Gen Z, those born between the late 1990s up until 2010, are reconsidering what they want from their relationships and they are seeking more genuine connections when it comes to their dating lives. This is according to researchers from the University of California Davis, who say young adults are now in pursuit of meaningful relationships instead of falling into the trap of “hookup culture”.
The study published this week is the first of its kind to look at “crushes” and the time period in which young adults experience rising and falling romantic interest for partners who could, but often do not, become committed partners.
“What took us by surprise is that many of the important factors were the same things you would have seen in a committed relationship,” notes Professor Paul Eastwick, from the UC Davis department of psychology and lead author of the study.
“This supposed hookup melee actually looks a lot like people taking relationships for a test run.”
Crush vs real love
To obtain their data, researchers surveyed 208 heterosexual students about their dating habits, their various likes and dislikes, and attraction to potential partners over a seven-month period.
Participants described an average of five crushes during this stretch of time and reported about 15% of them turning into dating relationships at some point. They collected a total of over 7 000 reports on these potential partners.
Over the course of the study, some of the best predictors of sustained interest in a partner turned out to be markers of attachment, such as seeking out someone’s presence as much as possible, feeling distressed when separated from them, and wanting to tell them about successes. These features are traditionally considered markers of pair-bonded relationships.
“When feelings of attachment and emotional connection start to kick in, young adults seem to take it as a sign that this is a crush worth pursuing,” observes study co-author assistant professor of psychology Samantha Joel, from the Western University.

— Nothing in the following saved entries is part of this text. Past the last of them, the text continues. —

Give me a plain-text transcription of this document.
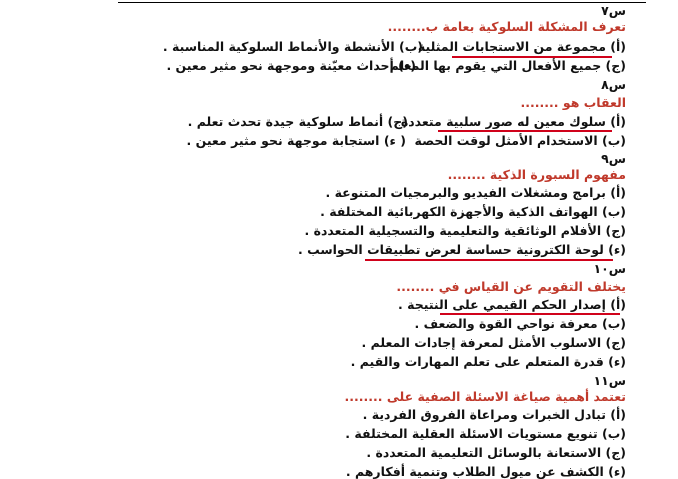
س٧
تعرف المشكلة السلوكية بعامة ب........
(أ) مجموعة من الاستجابات المثلية
(ب) الأنشطة والأنماط السلوكية المناسبة .
(ج) جميع الأفعال التي يقوم بها المعلم
(ء) أحداث معيّنة وموجهة نحو مثير معين .
س٨
العقاب هو ........
(أ) سلوك معين له صور سلبية متعددة
(ج) أنماط سلوكية جيدة تحدث تعلم .
(ب) الاستخدام الأمثل لوقت الحصة
( ء) استجابة موجهة نحو مثير معين .
س٩
مفهوم السبورة الذكية ........
(أ) برامج ومشغلات الفيديو والبرمجيات المتنوعة .
(ب) الهواتف الذكية والأجهزة الكهربائية المختلفة .
(ج) الأفلام الوثائقية والتعليمية والتسجيلية المتعددة .
(ء) لوحة الكترونية حساسة لعرض تطبيقات الحواسب .
س١٠
يختلف التقويم عن القياس في ........
(أ) إصدار الحكم القيمي على النتيجة .
(ب) معرفة نواحي القوة والضعف .
(ج) الاسلوب الأمثل لمعرفة إجادات المعلم .
(ء) قدرة المتعلم على تعلم المهارات والقيم .
س١١
تعتمد أهمية صياغة الاسئلة الصفية على ........
(أ) تبادل الخبرات ومراعاة الفروق الفردية .
(ب) تنويع مستويات الاسئلة العقلية المختلفة .
(ج) الاستعانة بالوسائل التعليمية المتعددة .
(ء) الكشف عن ميول الطلاب وتنمية أفكارهم .
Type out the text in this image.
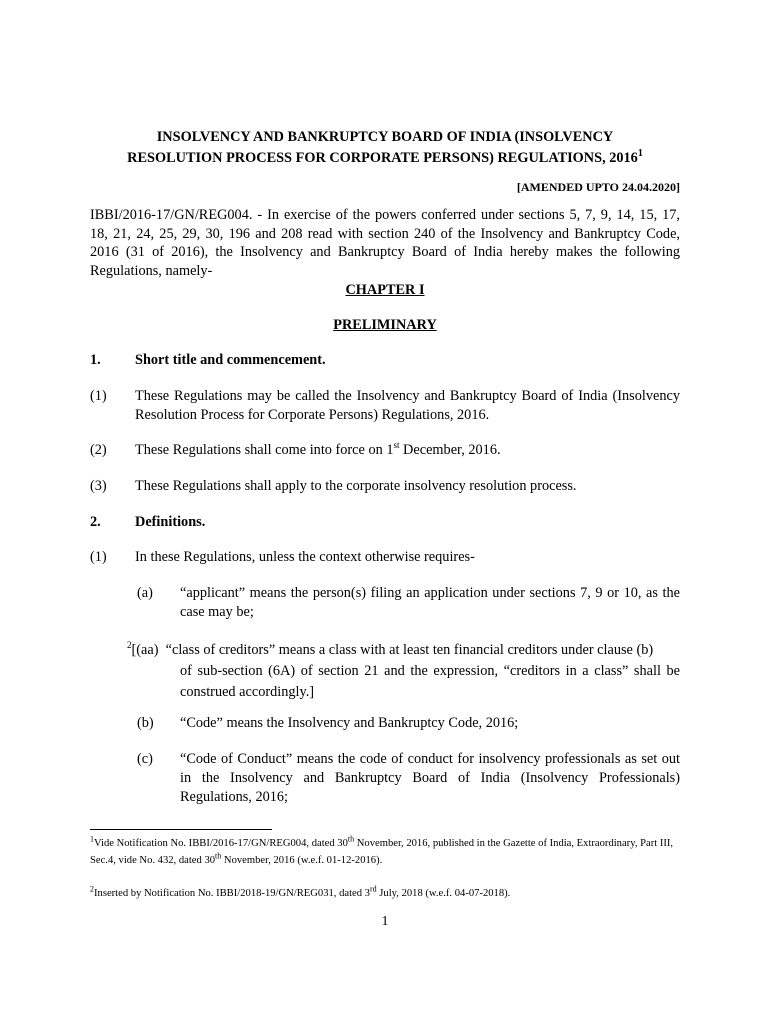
INSOLVENCY AND BANKRUPTCY BOARD OF INDIA (INSOLVENCY
RESOLUTION PROCESS FOR CORPORATE PERSONS) REGULATIONS, 2016$^1$
[AMENDED UPTO 24.04.2020]
IBBI/2016-17/GN/REG004. - In exercise of the powers conferred under sections 5, 7, 9, 14, 15, 17, 18, 21, 24, 25, 29, 30, 196 and 208 read with section 240 of the Insolvency and Bankruptcy Code, 2016 (31 of 2016), the Insolvency and Bankruptcy Board of India hereby makes the following Regulations, namely-
CHAPTER I
PRELIMINARY
1. Short title and commencement.
(1) These Regulations may be called the Insolvency and Bankruptcy Board of India (Insolvency Resolution Process for Corporate Persons) Regulations, 2016.
(2) These Regulations shall come into force on 1st December, 2016.
(3) These Regulations shall apply to the corporate insolvency resolution process.
2. Definitions.
(1) In these Regulations, unless the context otherwise requires-
(a) “applicant” means the person(s) filing an application under sections 7, 9 or 10, as the case may be;
$^2$[(aa) “class of creditors” means a class with at least ten financial creditors under clause (b)
of sub-section (6A) of section 21 and the expression, “creditors in a class” shall be construed accordingly.]
(b) “Code” means the Insolvency and Bankruptcy Code, 2016;
(c) “Code of Conduct” means the code of conduct for insolvency professionals as set out in the Insolvency and Bankruptcy Board of India (Insolvency Professionals) Regulations, 2016;
$^1$Vide Notification No. IBBI/2016-17/GN/REG004, dated 30th November, 2016, published in the Gazette of India, Extraordinary, Part III, Sec.4, vide No. 432, dated 30th November, 2016 (w.e.f. 01-12-2016).
$^2$Inserted by Notification No. IBBI/2018-19/GN/REG031, dated 3rd July, 2018 (w.e.f. 04-07-2018).
1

‘Beauty in the eye of the beholder’
Other factors that were known to be critical in initial impression contexts had no effect at all in the current study. Specifically physical attractiveness, the most commonly studied variable in the whole initial attraction literature, was surprisingly weak.
Participants also uploaded photographs of their crushes, and the researchers used a team of coders, who didn’t know the subjects of the photographs or anything about them, to rate how physically attractive the crushes were on a 1-10 scale. This variable turned out to be completely irrelevant to whether participants were romantically interested in the crushes.
“If we had been looking at a bar or speed-dating, a setting where you have to compete to be noticed, these coder ratings of physical attractiveness should have been exceptionally good at predicting which partners were highly desired and which ones were not,” Eastwick explains. “But that isn’t what the data revealed at all.”
According to Eastwick, these findings imply that early relationship development is a mating context in which people search for evidence of compatibility. “It isn’t about fighting to get the ‘most valuable’ partner you can,” he said. “It’s about trying to find someone who inspires both a sexual and emotional connection. That’s how young people initiate relationships.”